Knife Skills by Bill Collins
I was reading this book and came to the point where the author says that boning knives sound like they are for cutting through bones. I thought about this, and thought, no, boning knives do not sound like they are for cutting through bones. Cleavers, which cleave, or leave things cloven, sound like they are for cutting through bones. Bone saws sound like they are for cutting through bones.
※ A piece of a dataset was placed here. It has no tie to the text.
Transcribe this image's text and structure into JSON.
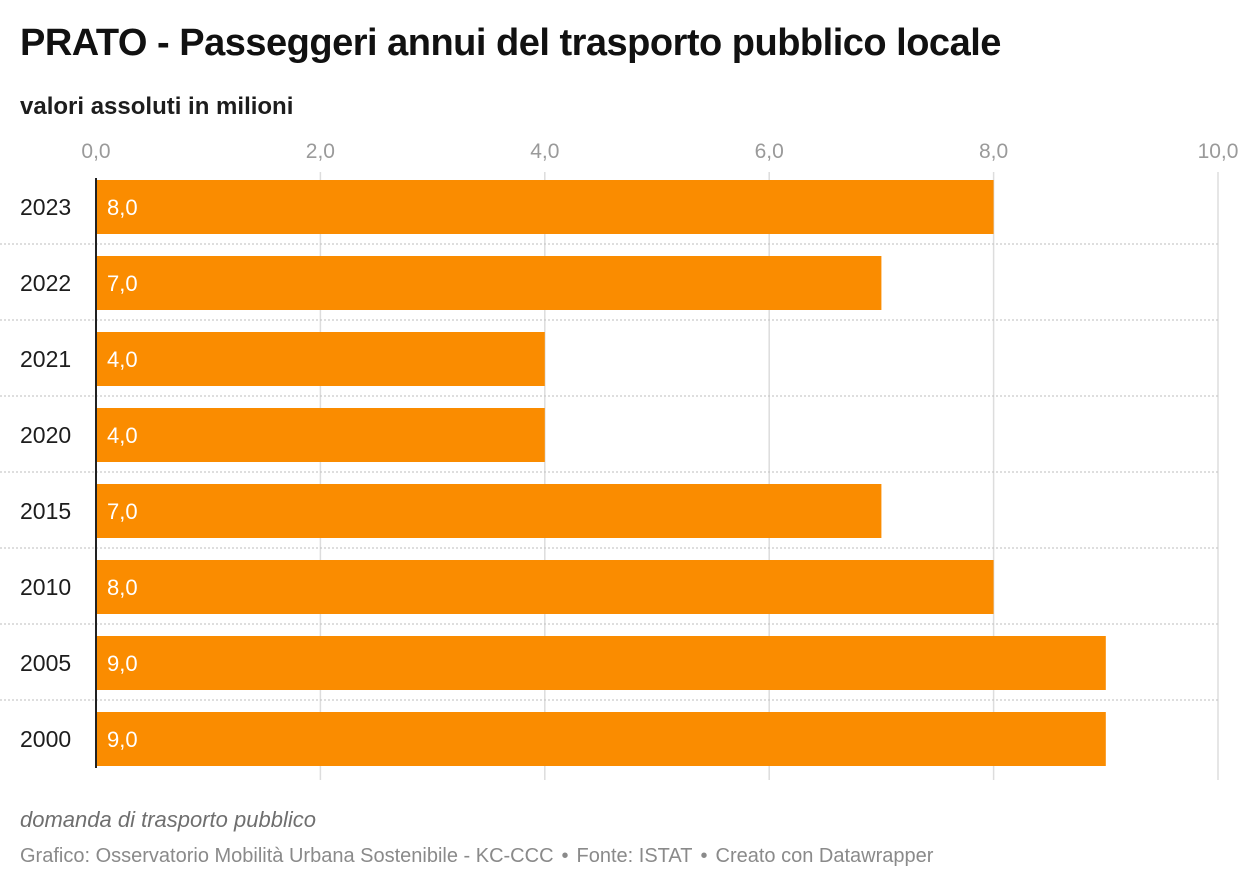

I thought about all the ways one might rend bones: chopping, smashing, crushing, snapping, maybe even slicing, and boning knives don't sound like they are for any of those things. Boning knives sound like they are for cleanly removing bones from flesh, (or, you know, boning, as it is called) and that is exactly what they are used for. I wouldn't have given it this much thought, but the author dedicates nearly an entire page to this nonsensical linguistically ignorant thought, and then later comes back to it.
Later, he also said you don't filet birds or bovine animal flesh with a filet knife, that the only thing you filet are fish. He seemed to believe that the sidelong cut of fish meat is what a filet is, and that this is what the filet knife is named after. He seems to have no clue that filleting is a reference to a technique of slicing, and that any slice of food resulting from the use of this technique, whether it's fish, bird, land animal or a fruit or vegetable, is there after called a filet.
This Bill Collins guy calls himself a chef, and says he graduated from culinary school, but I do have to wonder how he could have made it through culinary school if he doesn't understand basic vocabulary like this.